Thuis werd ze door Jetta bestormd met vragen. ‘Hoe alles geweest was? Of Corry er niet snoezig uitzag, en wat de anderen aan hadden?’ en uiterlijk heel kalm, zichzelf volkomen meester, antwoordde ze zoo luchtig mogelijk, hoewel het binnen in haar schreide van namelooze smart. Eindelijk alleen op hare slaapkamer barstte haar zoo moedig ingehouden verdriet met alle hevigheid los. Uitgeput liet ze zich op een stoel vallen en haar hoofd voorover op de tafel geleund, snikte ze wild haar smart uit, schreide wanhopig om het harde oordeel van de wereld.
‘Maar kindje wat is er?’
't Was de moeder, die naar deze stille meisjeskamer werd gedreven, waar een jong hart zijn eersten grooten strijd had te strijden, lag te worstelen tegen de ruwheid en hardheid van het leven, die het dreigden te verpletteren. ‘Dora wat is er toch?’ vroeg de moeder beangst.
Haar snikken bedaarde, maar ze kreunde als van physieke pijn, en opeens bruusk opstaand begon ze haar japon uit te trekken, het lijfje ver van zich afslingerend.

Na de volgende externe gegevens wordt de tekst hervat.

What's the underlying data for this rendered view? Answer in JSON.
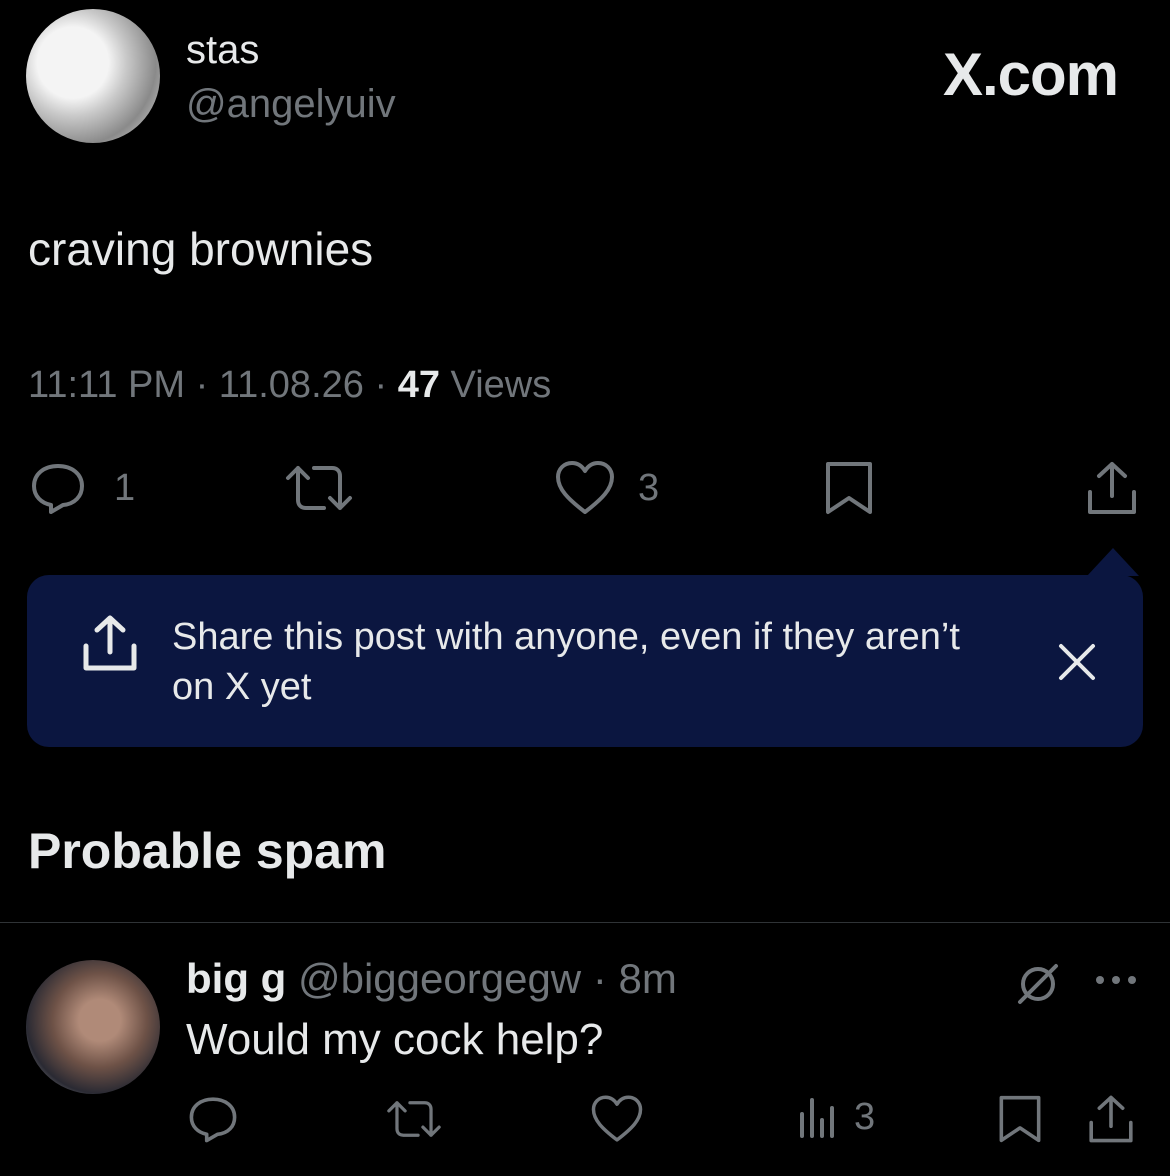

‘Moeder laat me maar,’ zei ze zacht, maar te gelijk barstte ze weer in wanhopig snikken uit.
Met zachten drang hielp de moeder haar in bed, en bleef toen naast het ledikant zitten, zacht streelend het donker haar.
Dora bleef een tijdje kalm liggen, haar moeder dacht haar ingeslapen, maar opeens bijna ruw vroeg ze: ‘moeder vindt U mij ook zoo leelijk?’
Een ondeelbaar oogenblik was de moeder uit het veld geslagen door deze onverwachte vraag, begreep ze opeens al het stille lijden. ‘Maar kindje, hoe kom je daár nu aan?’ trachtte ze luchtig-verbaasd, terwijl ze zich echter haastig omwendde om de smeekende blik dier grijze oogen te ontwijken.